Trintech
- Type: Private
- Industry: Financial software
- Founded: 1987
- Founder: John McGuire; Cyril McGuire
- Headquarters: Plano, Texas, United States
- Products: Cadency, Adra, DATAFlow, ReconNET, Frontier, Accurate
- Website: www.trintech.com

= Trintech =

Financial software company

Trintech is a provider of cloud-based financial software focused on account reconciliation and the financial close (record-to-report) process. Its products are used to automate high-volume transaction matching, balance-sheet reconciliations, close task management, journal entries, and related governance and compliance activities.

The company was founded in Dublin, Ireland, in 1987 by brothers John and Cyril McGuire. Trintech later moved its corporate headquarters to the Dallas area, first establishing offices in Addison, Texas, before relocating to its current headquarters in Plano, Texas.

== History ==
Trintech was established in 1987 in Dublin by John and Cyril McGuire. John McGuire developed the concept for an encrypted point-of-sale service while studying computer science at Trinity College Dublin, and with his brother founded the company to commercialize secure payment and transaction technologies.

In 1999, Trintech became the first Irish firm to be dual-listed on both the Nasdaq and the Neuer Markt in Frankfurt. Following the dot-com crash, press reports in 2002 noted company efforts to avoid potential delisting, including a share buyback programme.

The company expanded its portfolio through acquisitions, including Assurity Technologies (AssureNET) in 2006, Chesapeake System Solutions in 2016, and Adra Software in 2017.

In December 2010, shareholders approved a scheme of arrangement under which Trintech was taken private by Spectrum Equity.

Spectrum held Trintech until 2015, when it announced the company's sale to Vista Equity Partners. Later that year, Trintech received a new investment from Vista's Endeavor Fund to support expansion.

In 2018, Vista sold a majority stake in Trintech to Summit Partners, while retaining a minority interest.

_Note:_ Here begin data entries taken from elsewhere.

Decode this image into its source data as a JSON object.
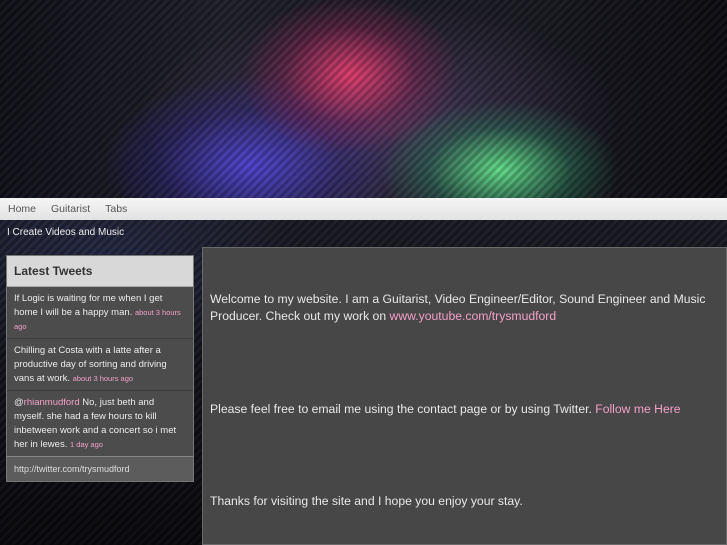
{
  "nav": {
    "items": [
      "Home",
      "Guitarist",
      "Tabs"
    ]
  },
  "tagline": "I Create Videos and Music",
  "tweets": {
    "title": "Latest Tweets",
    "items": [
      {
        "text": "If Logic is waiting for me when I get home I will be a happy man.",
        "time": "about 3 hours ago"
      },
      {
        "text": "Chilling at Costa with a latte after a productive day of sorting and driving vans at work.",
        "time": "about 3 hours ago"
      },
      {
        "mention": "rhianmudford",
        "text": " No, just beth and myself. she had a few hours to kill inbetween work and a concert so i met her in lewes.",
        "time": "1 day ago"
      }
    ],
    "footer": "http://twitter.com/trysmudford"
  },
  "main": {
    "p1_text": "Welcome to my website. I am a Guitarist, Video Engineer/Editor, Sound Engineer and Music Producer. Check out my work on ",
    "p1_link": "www.youtube.com/trysmudford",
    "p2_text": "Please feel free to email me using the contact page or by using Twitter. ",
    "p2_link": "Follow me Here",
    "p3_text": "Thanks for visiting the site and I hope you enjoy your stay."
  },
  "colors": {
    "link": "#f2a0c8",
    "content_bg": "#474747",
    "nav_bg": "#eeeeee"
  }
}
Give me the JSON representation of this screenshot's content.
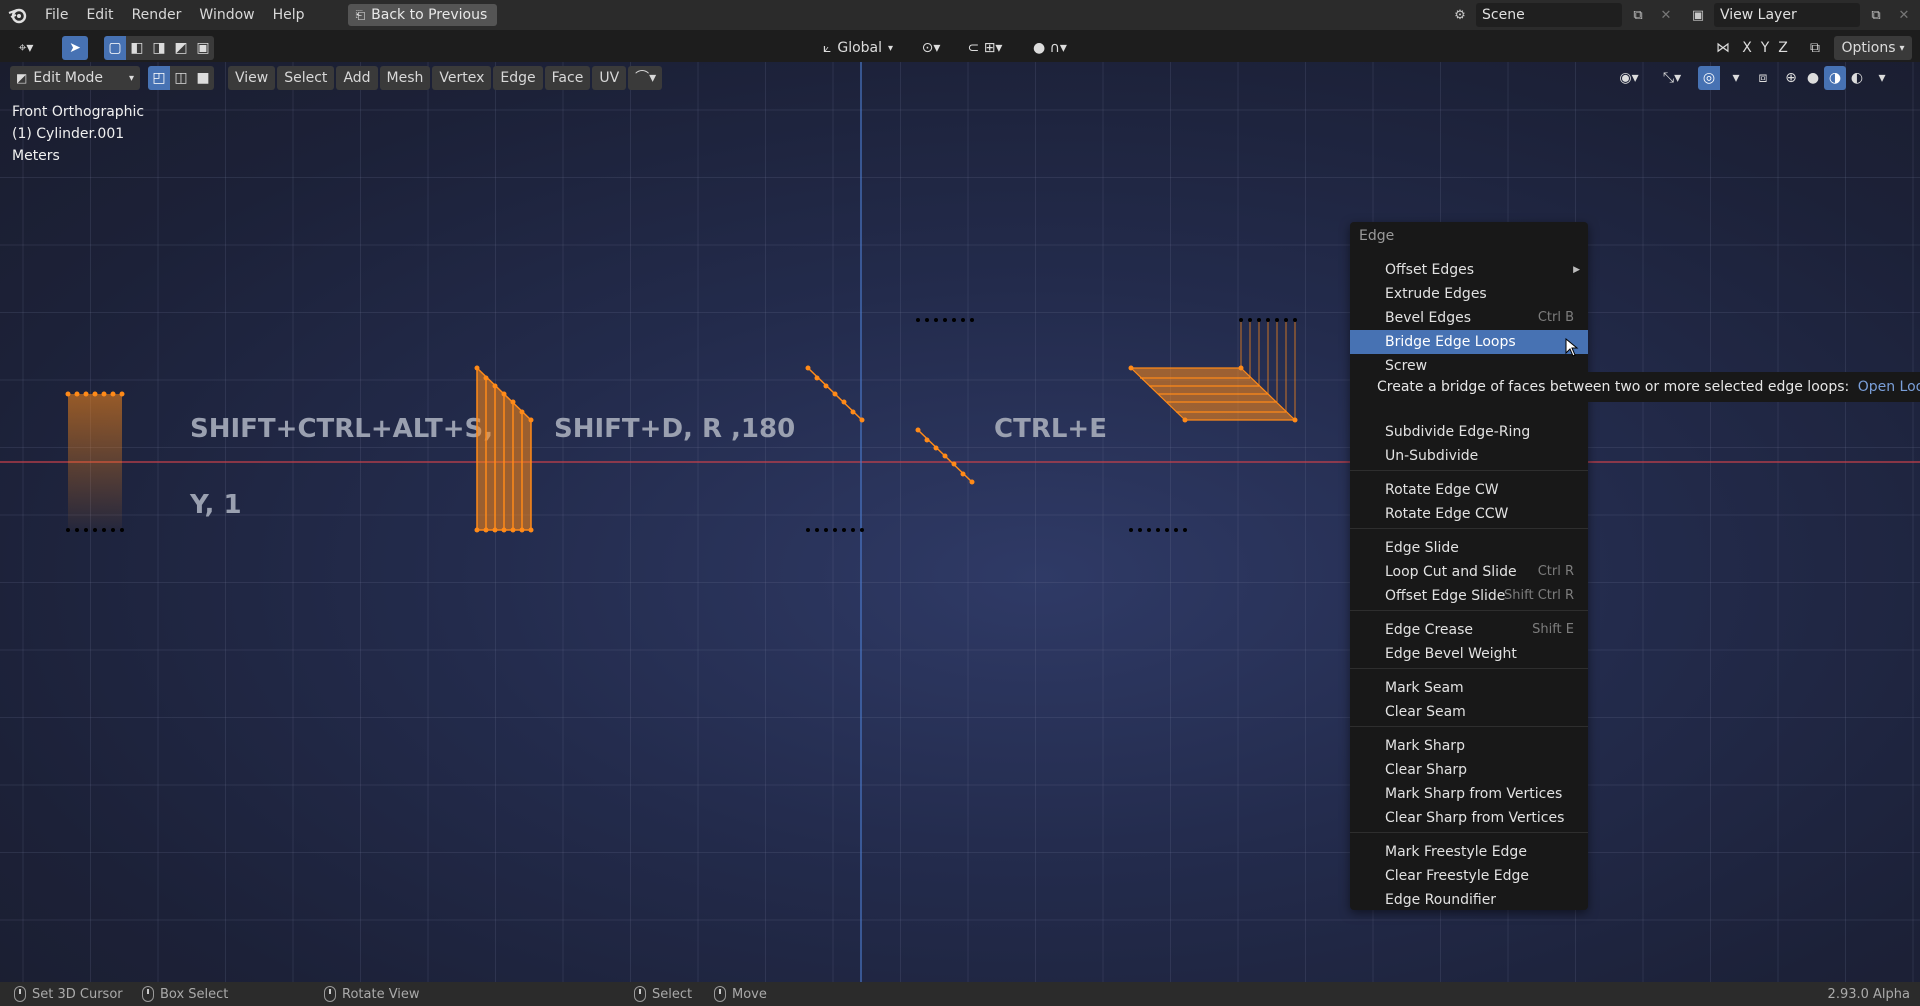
{
  "topbar": {
    "menus": [
      "File",
      "Edit",
      "Render",
      "Window",
      "Help"
    ],
    "back_button": "Back to Previous",
    "scene_label": "Scene",
    "view_layer_label": "View Layer"
  },
  "toolbar1": {
    "orientation": "Global",
    "axes": [
      "X",
      "Y",
      "Z"
    ],
    "options": "Options"
  },
  "toolbar2": {
    "mode": "Edit Mode",
    "menus": [
      "View",
      "Select",
      "Add",
      "Mesh",
      "Vertex",
      "Edge",
      "Face",
      "UV"
    ]
  },
  "viewport": {
    "view_name": "Front Orthographic",
    "object_name": "(1) Cylinder.001",
    "units": "Meters",
    "hint1": "SHIFT+CTRL+ALT+S,",
    "hint2": "Y, 1",
    "hint3": "SHIFT+D, R ,180",
    "hint4": "CTRL+E"
  },
  "context_menu": {
    "title": "Edge",
    "items": [
      {
        "label": "Offset Edges",
        "shortcut": "",
        "submenu": true
      },
      {
        "label": "Extrude Edges",
        "shortcut": ""
      },
      {
        "label": "Bevel Edges",
        "shortcut": "Ctrl B"
      },
      {
        "label": "Bridge Edge Loops",
        "shortcut": "",
        "highlighted": true
      },
      {
        "label": "Screw",
        "shortcut": ""
      },
      {
        "label": "Subdivide Edge-Ring",
        "shortcut": ""
      },
      {
        "label": "Un-Subdivide",
        "shortcut": ""
      },
      {
        "label": "Rotate Edge CW",
        "shortcut": ""
      },
      {
        "label": "Rotate Edge CCW",
        "shortcut": ""
      },
      {
        "label": "Edge Slide",
        "shortcut": ""
      },
      {
        "label": "Loop Cut and Slide",
        "shortcut": "Ctrl R"
      },
      {
        "label": "Offset Edge Slide",
        "shortcut": "Shift Ctrl R"
      },
      {
        "label": "Edge Crease",
        "shortcut": "Shift E"
      },
      {
        "label": "Edge Bevel Weight",
        "shortcut": ""
      },
      {
        "label": "Mark Seam",
        "shortcut": ""
      },
      {
        "label": "Clear Seam",
        "shortcut": ""
      },
      {
        "label": "Mark Sharp",
        "shortcut": ""
      },
      {
        "label": "Clear Sharp",
        "shortcut": ""
      },
      {
        "label": "Mark Sharp from Vertices",
        "shortcut": ""
      },
      {
        "label": "Clear Sharp from Vertices",
        "shortcut": ""
      },
      {
        "label": "Mark Freestyle Edge",
        "shortcut": ""
      },
      {
        "label": "Clear Freestyle Edge",
        "shortcut": ""
      },
      {
        "label": "Edge Roundifier",
        "shortcut": ""
      }
    ]
  },
  "tooltip": {
    "text": "Create a bridge of faces between two or more selected edge loops:",
    "python": "Open Loop"
  },
  "statusbar": {
    "set_cursor": "Set 3D Cursor",
    "box_select": "Box Select",
    "rotate_view": "Rotate View",
    "select": "Select",
    "move": "Move",
    "version": "2.93.0 Alpha"
  },
  "colors": {
    "accent": "#4772b3",
    "selection_orange": "#ff8a18",
    "x_axis": "#c8404a",
    "z_axis": "#4a78c8"
  }
}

In July 2023, Trintech arranged debt financing of about US$230 million to acquire Fiserv's reconciliation software businesses, Frontier and Accurate. In 2024, media reports indicated its owners were exploring a potential sale of the company, valuing it at around US$2 billion.

== Products ==
Trintech offers software for account reconciliations, transaction matching, close task management, journal entry, and related analytics under the Cadency and Adra platforms, as well as products including DATAFlow, ReconNET and, since 2023, Frontier and Accurate.

== Headquarters ==
Trintech's headquarters are in Plano, Texas (Dallas area); the company also maintains offices in Europe and other regions.